Imagine if some of that data is incorrect, or our understanding of a dependency trees is inaccurate. Configuration might get delivered, but it could be entirely meaningless, or even worse, it might be meaningful in a destructive way because we didn’t consider anything else beyond a data set we thought was ok.
Automation is a manifested software process and like all software problems, we must start with a process and a variable set. Network automation is nothing more than an algorithm with a set of inputs and outputs. Unfortunately for network automation, it has graph effects and any algorithm coded into existence can have deep ramifications, like affecting how routes appear several hops away.
I’ve always aired away from network engineers reading a Python book and being let loose. It’s not being a snob or gate keeper, but having real world experience of what can go wrong when a newcomer is let loose on production infrastructure. Automation needs to be treated with the seriousness it deserves and end-to-end effects must always be considered. In great systems, complexity and self-fulfilling graph conditions are hidden by simple user experiences. Because one configures OSPF on a device and routes magically appear (in area 0 of course), it does not mean one knows OSPF any more than turning it on. Automation is shaping up the same way in my eyes; just because one can run an Ansible playbook against a local device, it doesn’t mean anything beyond stuffing templated configuration onto a device. That times a thousand is pure chaos.
Great automation projects follow software development patterns, because it’s software. I’m not talking about GitOps here either. Software engineers, especially back-end ones, understand the world of dependencies deeply and intimately. When manipulating a system with explicit dependencies, one must be able to model the inputs and reserve the input variables, generate a desired state that can be reached via a set of mutations on a state-machine, execute it and then test for desired outcomes. Data sets like input variables can then be assigned properly after reservation and reports can be generated. Good systems deal with deletions as well as creations so when a service is shut down, as easily as state was added, it can be removed. Lastly, in multi-vendor environments, services that are to be automated present additional requirements in so much as multi-output schemas, where an operator can generate configuration for Junos just as easily as EOS.

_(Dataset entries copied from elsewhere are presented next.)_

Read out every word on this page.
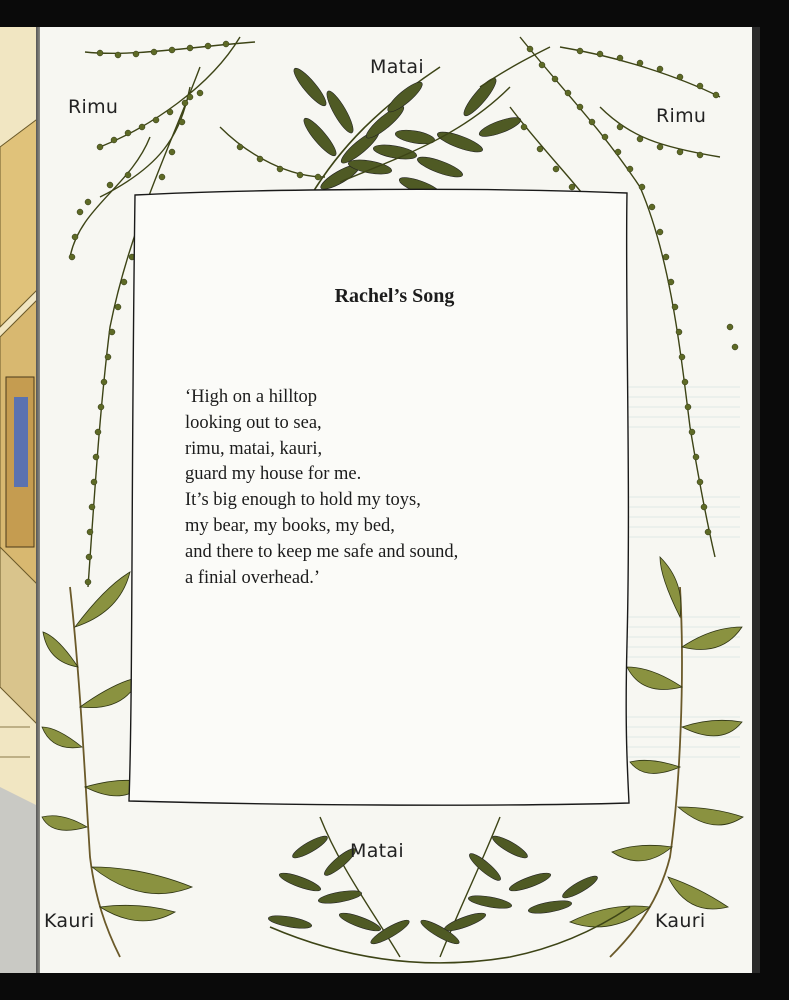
Rimu
Matai
Rimu
Matai
Kauri	Kauri
Rachel’s Song
‘High on a hilltop
looking out to sea,
rimu, matai, kauri,
guard my house for me.
It’s big enough to hold my toys,
my bear, my books, my bed,
and there to keep me safe and sound,
a finial overhead.’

Complexity and complications are everywhere you look in network automation and simply declaring it job done or a failure sits very wrong with me. The real question in more recent times for me is who needs the simple UX and who owns the complexity? Is it time for network engineers to have a nice UX now and stop dreaming about more nerd knobs? Software engineering and network engineering are two different things. And to throw my two cents in, scripting is not software engineering!